Current LLMs, by contrast, confidently generate recommendations without acknowledging when they’re operating in epistemic murk. They don’t say “this is a gray area with reasonable disagreement.” They say “here’s what you should do” - even when “what you should do” might be different if you ask again five minutes later.
Looking Forward
These tools have genuine utility:
Synthesizing large amounts of information quickly
Generating differential diagnoses
Explaining complex concepts to patients
Drafting documentation
Literature searches and evidence summaries
But we need realistic expectations. LLMs are powerful text processors, not clinical reasoning engines. They can augment human judgment but not replace it.
What Needs to Change
Transparency about uncertainty Future medical LLMs should explicitly communicate when recommendations exist in gray zones and when evidence is limited.
Consistency improvements While perfect consistency may be impossible for probabilistic systems, better calibration and uncertainty quantification could help.
Validation frameworks Medical AI needs evaluation standards that test behavior in gray zones, not just accuracy on clear-cut questions.
User interface design Clinical decision support tools using LLMs should display confidence intervals, alternative recommendations, and evidence quality, not just a single, confident-sounding suggestion.
Conclusion
The JGIM study delivers a sobering message: medical LLMs are not yet ready to be trusted as autonomous clinical decision-makers, particularly in the complex, judgment-dependent scenarios where physicians most need help.
The stochastic nature of these systems - their fundamental randomness - creates clinically significant inconsistency that can’t be ignored.
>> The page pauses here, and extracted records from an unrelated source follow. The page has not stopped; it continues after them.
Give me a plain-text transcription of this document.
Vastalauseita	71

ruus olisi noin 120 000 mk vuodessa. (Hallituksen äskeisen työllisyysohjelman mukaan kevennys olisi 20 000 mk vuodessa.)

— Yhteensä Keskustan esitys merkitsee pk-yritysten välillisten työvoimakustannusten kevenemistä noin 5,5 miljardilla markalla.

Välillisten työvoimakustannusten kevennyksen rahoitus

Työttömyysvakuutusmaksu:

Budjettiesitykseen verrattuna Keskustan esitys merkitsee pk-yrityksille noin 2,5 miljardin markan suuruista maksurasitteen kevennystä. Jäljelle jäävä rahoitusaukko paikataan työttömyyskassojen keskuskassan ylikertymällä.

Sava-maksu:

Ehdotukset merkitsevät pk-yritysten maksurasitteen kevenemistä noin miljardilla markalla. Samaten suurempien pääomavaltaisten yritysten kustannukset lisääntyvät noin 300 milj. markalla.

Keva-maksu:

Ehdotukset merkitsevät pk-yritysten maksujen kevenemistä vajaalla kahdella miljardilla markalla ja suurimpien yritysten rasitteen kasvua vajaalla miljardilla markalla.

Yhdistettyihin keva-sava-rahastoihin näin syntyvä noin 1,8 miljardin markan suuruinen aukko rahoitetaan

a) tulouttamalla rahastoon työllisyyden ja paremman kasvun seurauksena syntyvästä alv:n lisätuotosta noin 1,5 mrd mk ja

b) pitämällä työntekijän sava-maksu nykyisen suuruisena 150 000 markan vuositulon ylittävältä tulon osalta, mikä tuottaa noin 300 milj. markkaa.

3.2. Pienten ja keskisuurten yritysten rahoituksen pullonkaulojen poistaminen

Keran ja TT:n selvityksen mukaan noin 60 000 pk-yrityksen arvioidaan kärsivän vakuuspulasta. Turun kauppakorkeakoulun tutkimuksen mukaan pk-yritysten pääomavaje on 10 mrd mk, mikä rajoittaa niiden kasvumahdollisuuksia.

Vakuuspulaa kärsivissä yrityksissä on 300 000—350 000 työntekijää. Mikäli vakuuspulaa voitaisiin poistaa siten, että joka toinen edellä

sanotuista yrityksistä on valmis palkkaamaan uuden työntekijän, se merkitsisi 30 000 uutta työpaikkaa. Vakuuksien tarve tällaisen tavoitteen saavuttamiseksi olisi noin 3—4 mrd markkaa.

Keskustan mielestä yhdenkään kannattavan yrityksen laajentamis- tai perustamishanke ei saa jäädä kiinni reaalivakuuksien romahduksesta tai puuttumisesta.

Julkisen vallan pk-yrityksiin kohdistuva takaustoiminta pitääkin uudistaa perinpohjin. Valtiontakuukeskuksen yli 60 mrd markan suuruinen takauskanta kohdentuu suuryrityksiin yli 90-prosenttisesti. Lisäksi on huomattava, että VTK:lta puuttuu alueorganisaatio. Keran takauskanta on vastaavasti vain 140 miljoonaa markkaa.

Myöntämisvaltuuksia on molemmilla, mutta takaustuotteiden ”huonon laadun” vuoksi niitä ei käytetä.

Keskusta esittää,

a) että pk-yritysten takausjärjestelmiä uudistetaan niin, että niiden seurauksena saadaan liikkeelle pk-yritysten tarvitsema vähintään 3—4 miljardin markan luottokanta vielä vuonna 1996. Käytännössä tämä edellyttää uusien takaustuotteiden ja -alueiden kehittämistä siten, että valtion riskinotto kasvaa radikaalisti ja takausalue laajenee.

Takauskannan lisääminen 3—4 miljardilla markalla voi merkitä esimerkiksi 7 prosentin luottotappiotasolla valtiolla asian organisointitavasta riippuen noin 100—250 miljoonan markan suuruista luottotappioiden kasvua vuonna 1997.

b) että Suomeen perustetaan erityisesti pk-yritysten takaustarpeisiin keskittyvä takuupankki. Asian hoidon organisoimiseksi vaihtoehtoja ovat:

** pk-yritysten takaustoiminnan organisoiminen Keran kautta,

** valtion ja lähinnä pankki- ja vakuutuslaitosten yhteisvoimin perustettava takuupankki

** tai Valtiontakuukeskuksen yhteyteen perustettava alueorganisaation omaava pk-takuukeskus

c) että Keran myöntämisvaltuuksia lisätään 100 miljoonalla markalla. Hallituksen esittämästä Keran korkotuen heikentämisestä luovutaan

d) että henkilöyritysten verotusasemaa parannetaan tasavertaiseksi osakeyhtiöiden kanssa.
A tool that recommends restarting anticoagulation on one query and waiting another week on the next query isn’t malfunctioning; it’s working exactly as probabilistic language models work.
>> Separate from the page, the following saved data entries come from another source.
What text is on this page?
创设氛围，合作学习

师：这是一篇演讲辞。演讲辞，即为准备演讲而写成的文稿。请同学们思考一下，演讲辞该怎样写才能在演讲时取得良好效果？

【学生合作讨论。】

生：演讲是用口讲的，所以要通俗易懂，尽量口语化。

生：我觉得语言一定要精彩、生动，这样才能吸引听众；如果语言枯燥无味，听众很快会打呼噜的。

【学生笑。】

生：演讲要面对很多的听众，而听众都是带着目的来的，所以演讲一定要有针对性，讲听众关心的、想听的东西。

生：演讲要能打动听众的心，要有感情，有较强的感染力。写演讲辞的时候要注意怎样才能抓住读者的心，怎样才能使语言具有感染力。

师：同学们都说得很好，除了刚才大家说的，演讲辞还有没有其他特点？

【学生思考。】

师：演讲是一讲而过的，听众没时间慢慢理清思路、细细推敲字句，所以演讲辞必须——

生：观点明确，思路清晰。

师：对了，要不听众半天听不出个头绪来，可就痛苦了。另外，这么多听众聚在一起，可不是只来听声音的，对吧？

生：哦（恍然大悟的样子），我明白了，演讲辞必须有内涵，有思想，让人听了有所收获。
For now, the answer is clear:
Query multiple times
Compare multiple models
Maintain human oversight
Never treat LLM outputs as deterministic
Discussion Questions
What are your experiences with LLMs in clinical practice? Have you noticed inconsistency in recommendations? How do you currently validate AI-generated suggestions before applying them to patient care?
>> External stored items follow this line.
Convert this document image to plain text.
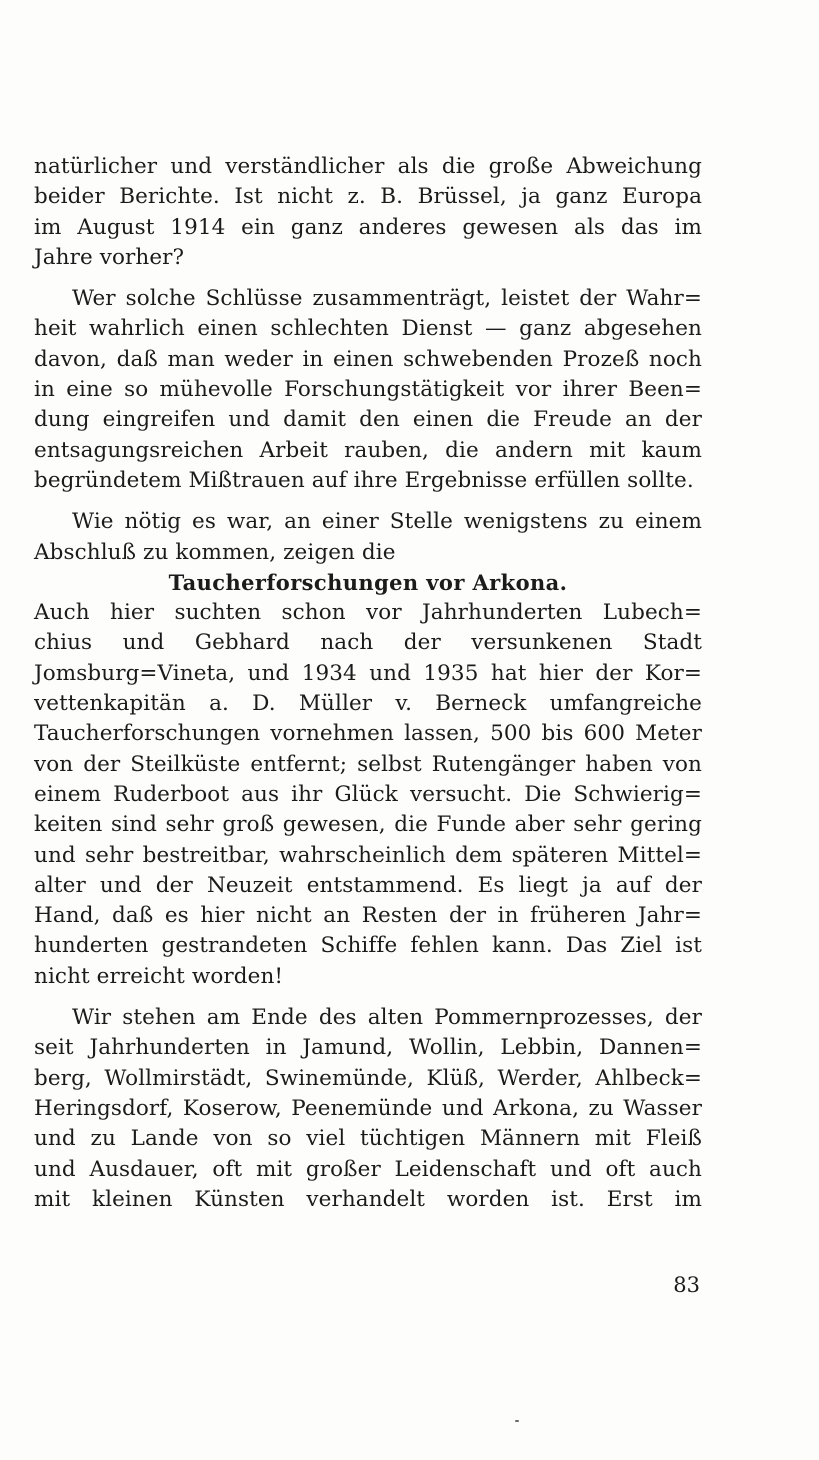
natürlicher und verständlicher als die große Abweichung
beider Berichte. Ist nicht z. B. Brüssel, ja ganz Europa
im August 1914 ein ganz anderes gewesen als das im
Jahre vorher?
Wer solche Schlüsse zusammenträgt, leistet der Wahr=
heit wahrlich einen schlechten Dienst — ganz abgesehen
davon, daß man weder in einen schwebenden Prozeß noch
in eine so mühevolle Forschungstätigkeit vor ihrer Been=
dung eingreifen und damit den einen die Freude an der
entsagungsreichen Arbeit rauben, die andern mit kaum
begründetem Mißtrauen auf ihre Ergebnisse erfüllen sollte.
Wie nötig es war, an einer Stelle wenigstens zu einem
Abschluß zu kommen, zeigen die
Taucherforschungen vor Arkona.
Auch hier suchten schon vor Jahrhunderten Lubech=
chius und Gebhard nach der versunkenen Stadt
Jomsburg=Vineta, und 1934 und 1935 hat hier der Kor=
vettenkapitän a. D. Müller v. Berneck umfangreiche
Taucherforschungen vornehmen lassen, 500 bis 600 Meter
von der Steilküste entfernt; selbst Rutengänger haben von
einem Ruderboot aus ihr Glück versucht. Die Schwierig=
keiten sind sehr groß gewesen, die Funde aber sehr gering
und sehr bestreitbar, wahrscheinlich dem späteren Mittel=
alter und der Neuzeit entstammend. Es liegt ja auf der
Hand, daß es hier nicht an Resten der in früheren Jahr=
hunderten gestrandeten Schiffe fehlen kann. Das Ziel ist
nicht erreicht worden!
Wir stehen am Ende des alten Pommernprozesses, der
seit Jahrhunderten in Jamund, Wollin, Lebbin, Dannen=
berg, Wollmirstädt, Swinemünde, Klüß, Werder, Ahlbeck=
Heringsdorf, Koserow, Peenemünde und Arkona, zu Wasser
und zu Lande von so viel tüchtigen Männern mit Fleiß
und Ausdauer, oft mit großer Leidenschaft und oft auch
mit kleinen Künsten verhandelt worden ist. Erst im
83
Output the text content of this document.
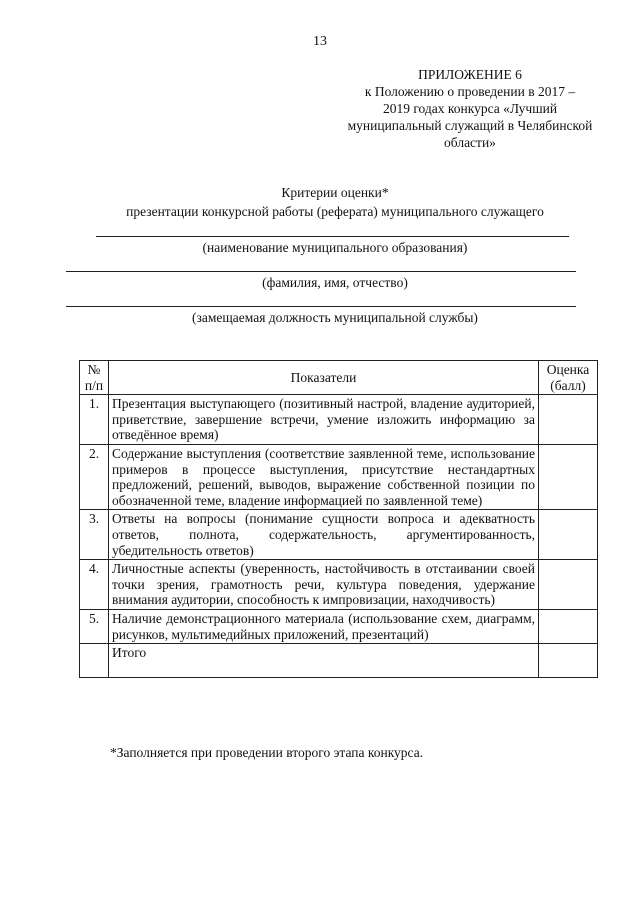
13
ПРИЛОЖЕНИЕ 6
к Положению о проведении в 2017 –
2019 годах конкурса «Лучший
муниципальный служащий в Челябинской
области»
Критерии оценки*
презентации конкурсной работы (реферата) муниципального служащего
(наименование муниципального образования)
(фамилия, имя, отчество)
(замещаемая должность муниципальной службы)
№ п/п	Показатели	Оценка (балл)
1.	Презентация выступающего (позитивный настрой, владение аудиторией, приветствие, завершение встречи, умение изложить информацию за отведённое время)	
2.	Содержание выступления (соответствие заявленной теме, использование примеров в процессе выступления, присутствие нестандартных предложений, решений, выводов, выражение собственной позиции по обозначенной теме, владение информацией по заявленной теме)	
3.	Ответы на вопросы (понимание сущности вопроса и адекватность ответов, полнота, содержательность, аргументированность, убедительность ответов)	
4.	Личностные аспекты (уверенность, настойчивость в отстаивании своей точки зрения, грамотность речи, культура поведения, удержание внимания аудитории, способность к импровизации, находчивость)	
5.	Наличие демонстрационного материала (использование схем, диаграмм, рисунков, мультимедийных приложений, презентаций)	
	Итого	
*Заполняется при проведении второго этапа конкурса.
Share your thoughts in the comments below.
thanks for your review → always professionally written and interesting. Are this or other studies compare LLM inconsistency to the rate of misdiagnosis or therapeutic misalignment in regular hospital practice. In medicine, eg. diagnostic drift, iatrogenic harm, the need for second opinions. Is “check again” principle we apply to human judgment should now formally extend to LLMs? and whether their inconsistency simply mirrors, amplifies, or potentially corrects human diagnostic uncertainty? bearing in mind LLMs are very new and still “learning”?